Me pedí un fuerte, un whiskey sin hielo. No suelo limpiar frasco cuando voy a coger, pero necesitaba algo para matarme el nerviosismo. Pagué con pesos. Estaban esperando que usara el billete falso. Era transa de los meseros. Sabían que yo lo había recogido. Seguro se preguntaba por qué no lo usaba. No pude si no pensar en toda la bola de cabrones que habían caído. Me atacaron unos ansias locas por infiltrarme en el Hong Kong. De trabajar como achichincle o lo que fuera durante un año y escribir un libro con todas las historias que recopilara.

Mientras deglutía mi segundo whisky me preguntaba que sentiría Axl Rose al entrar a un teibol y ver una chica bailar sus canciones. La idea de deshacerme del billete comenzó a morderme con ahínco. Bastaba con dejarlo caer intencionalmente al caminar. Pero ¿y si alguien me veía? A lo mejor era lo que aguardaban. Para caerme, putearme y expropiarme 5 mil varos Era mala idea. El lugar cuenta con un circuito de cámaras más perrón que el de una bóveda bancaria. No tenía otra salida más que fugarme. Y pa acabarla de chingar la coca se me había acabado.

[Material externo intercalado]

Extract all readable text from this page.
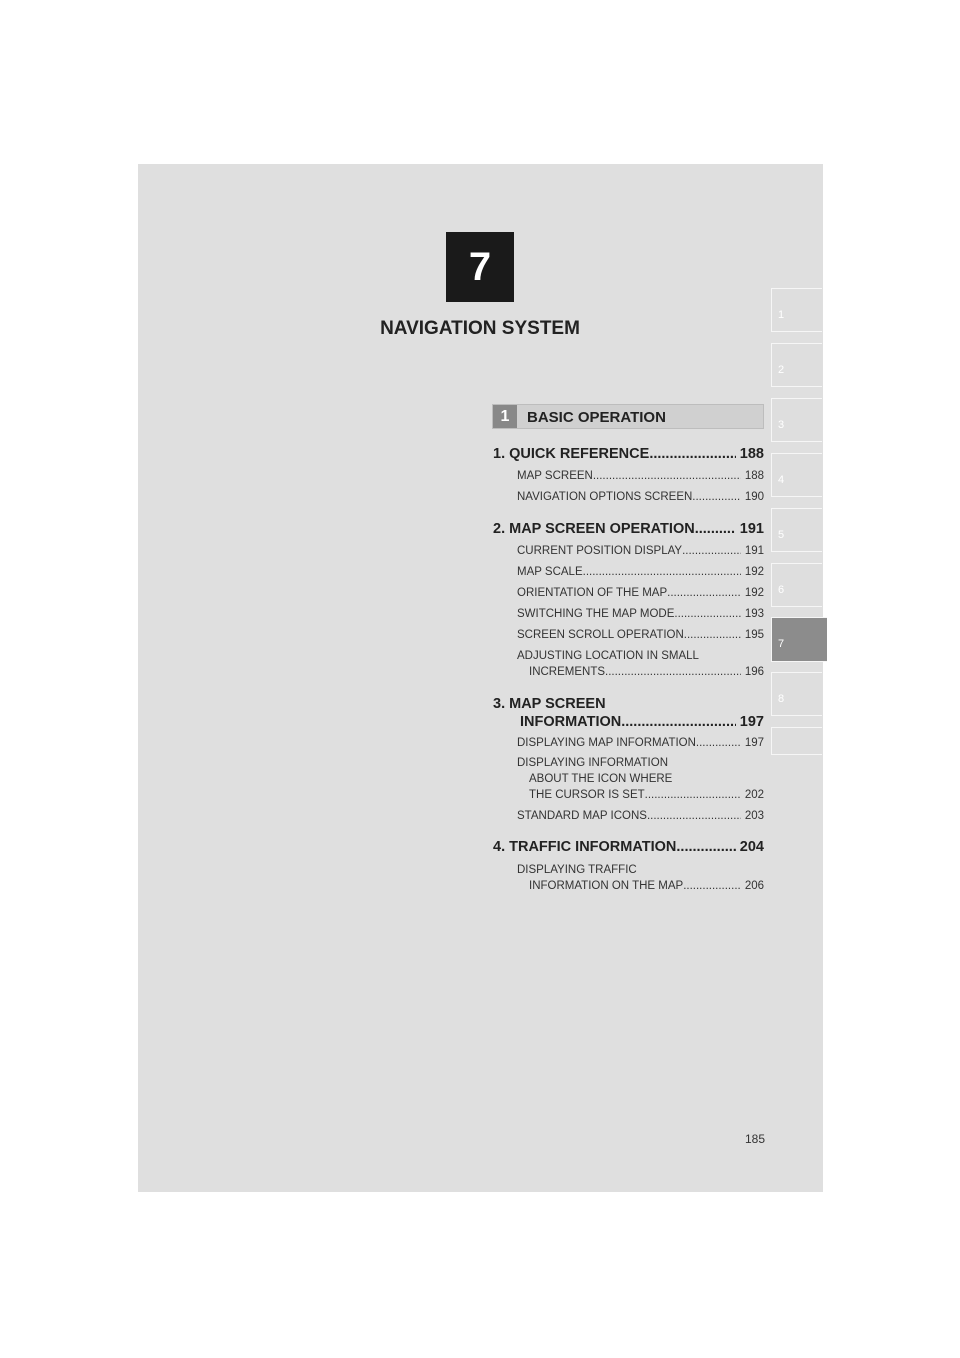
7
NAVIGATION SYSTEM
1
2
3
4
5
6
7
8
1	BASIC OPERATION
1. QUICK REFERENCE .....	188
MAP SCREEN .....	188
NAVIGATION OPTIONS SCREEN .....	190
2. MAP SCREEN OPERATION .....	191
CURRENT POSITION DISPLAY .....	191
MAP SCALE .....	192
ORIENTATION OF THE MAP .....	192
SWITCHING THE MAP MODE .....	193
SCREEN SCROLL OPERATION .....	195
ADJUSTING LOCATION IN SMALL
INCREMENTS .....	196
3. MAP SCREEN
INFORMATION .....	197
DISPLAYING MAP INFORMATION .....	197
DISPLAYING INFORMATION
ABOUT THE ICON WHERE
THE CURSOR IS SET .....	202
STANDARD MAP ICONS .....	203
4. TRAFFIC INFORMATION .....	204
DISPLAYING TRAFFIC
INFORMATION ON THE MAP .....	206
185
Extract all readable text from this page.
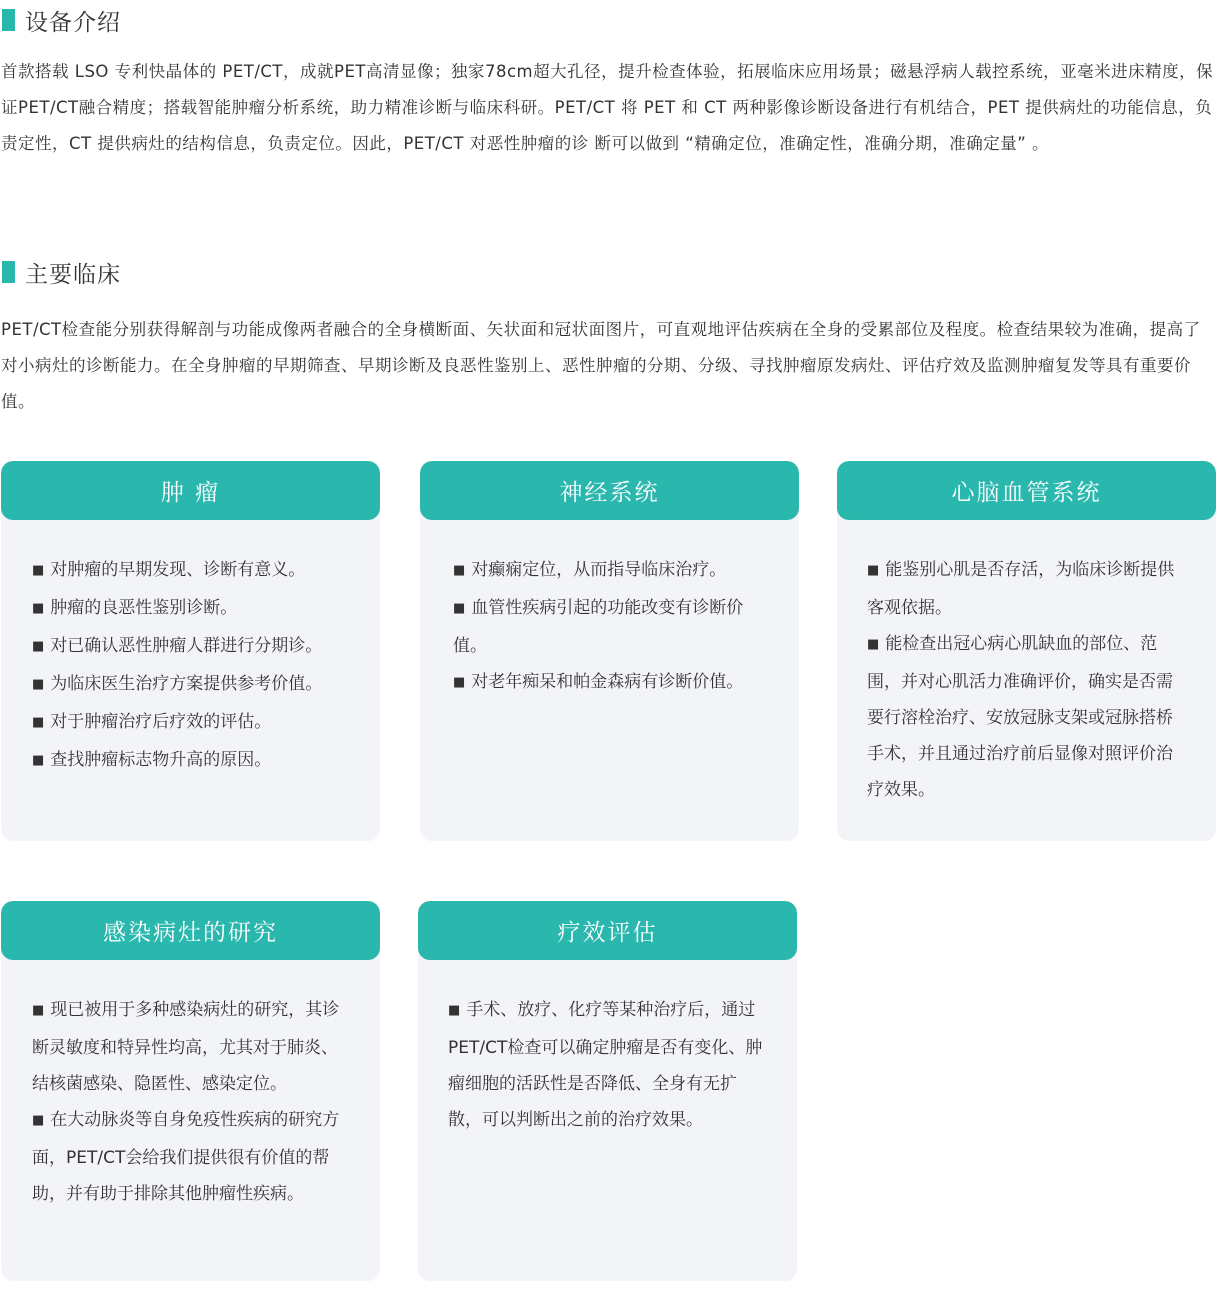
设备介绍

首款搭载 LSO 专利快晶体的 PET/CT，成就PET高清显像；独家78cm超大孔径，提升检查体验，拓展临床应用场景；磁悬浮病人载控系统，亚毫米进床精度，保证PET/CT融合精度；搭载智能肿瘤分析系统，助力精准诊断与临床科研。PET/CT 将 PET 和 CT 两种影像诊断设备进行有机结合，PET 提供病灶的功能信息，负责定性，CT 提供病灶的结构信息，负责定位。因此，PET/CT 对恶性肿瘤的诊 断可以做到 “精确定位，准确定性，准确分期，准确定量” 。

主要临床

PET/CT检查能分别获得解剖与功能成像两者融合的全身横断面、矢状面和冠状面图片，可直观地评估疾病在全身的受累部位及程度。检查结果较为准确，提高了对小病灶的诊断能力。在全身肿瘤的早期筛查、早期诊断及良恶性鉴别上、恶性肿瘤的分期、分级、寻找肿瘤原发病灶、评估疗效及监测肿瘤复发等具有重要价值。

肿 瘤

■ 对肿瘤的早期发现、诊断有意义。

■ 肿瘤的良恶性鉴别诊断。

■ 对已确认恶性肿瘤人群进行分期诊。

■ 为临床医生治疗方案提供参考价值。

■ 对于肿瘤治疗后疗效的评估。

■ 查找肿瘤标志物升高的原因。

神经系统

■ 对癫痫定位，从而指导临床治疗。

■ 血管性疾病引起的功能改变有诊断价值。

■ 对老年痴呆和帕金森病有诊断价值。

心脑血管系统

■ 能鉴别心肌是否存活，为临床诊断提供客观依据。

■ 能检查出冠心病心肌缺血的部位、范围，并对心肌活力准确评价，确实是否需要行溶栓治疗、安放冠脉支架或冠脉搭桥手术，并且通过治疗前后显像对照评价治疗效果。

感染病灶的研究

■ 现已被用于多种感染病灶的研究，其诊断灵敏度和特异性均高，尤其对于肺炎、结核菌感染、隐匿性、感染定位。

■ 在大动脉炎等自身免疫性疾病的研究方面，PET/CT会给我们提供很有价值的帮助，并有助于排除其他肿瘤性疾病。

疗效评估

■ 手术、放疗、化疗等某种治疗后，通过PET/CT检查可以确定肿瘤是否有变化、肿瘤细胞的活跃性是否降低、全身有无扩散，可以判断出之前的治疗效果。
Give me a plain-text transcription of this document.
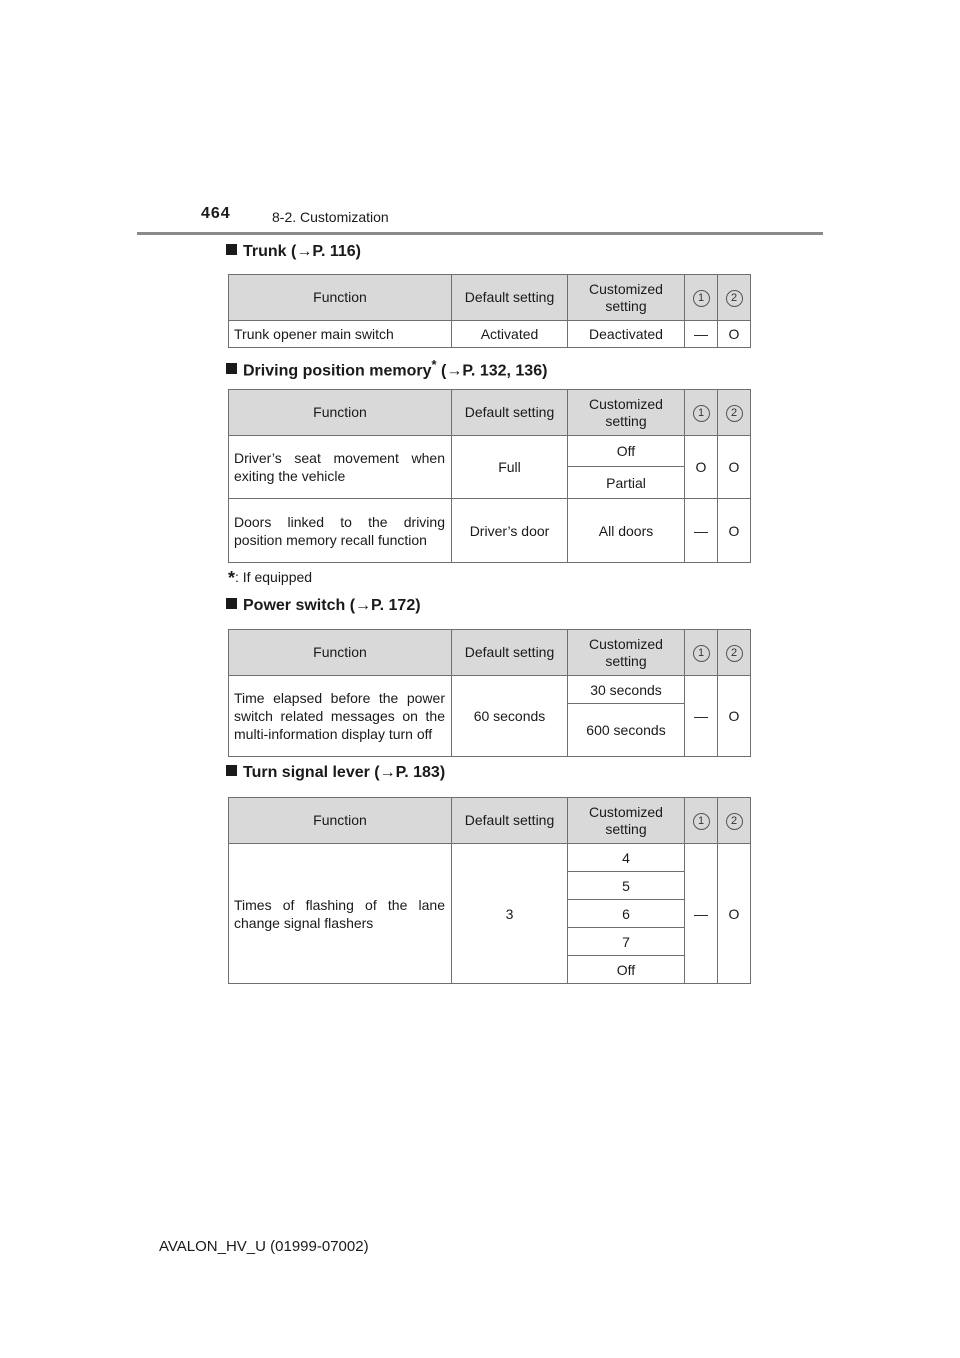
464	8-2. Customization
Trunk (→P. 116)
Function	Default setting	Customized setting	1	2
Trunk opener main switch	Activated	Deactivated	—	O
Driving position memory* (→P. 132, 136)
Function	Default setting	Customized setting	1	2
Driver’s seat movement when exiting the vehicle	Full	Off	O	O
		Partial		
Doors linked to the driving position memory recall function	Driver’s door	All doors	—	O
*: If equipped
Power switch (→P. 172)
Function	Default setting	Customized setting	1	2
Time elapsed before the power switch related messages on the multi-information display turn off	60 seconds	30 seconds	—	O
		600 seconds		
Turn signal lever (→P. 183)
Function	Default setting	Customized setting	1	2
Times of flashing of the lane change signal flashers	3	4	—	O
		5		
		6		
		7		
		Off		
AVALON_HV_U (01999-07002)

Reconocí el piano de “November Rain”. Aurora acababa de subir a la pista. Ya estuvo que no le cargaré la rodillera, me resigné y salí al barullo. Lo mejor sería que no me parara en el HK al día siguiente.

Después de aquello el romance con Aurorita murió. No me deshice del billete. Lo conservé como amuleto y suvenir. Estuvo en mi poder algún tiempo. Hasta que extravié la cartera en una peda en Madrid.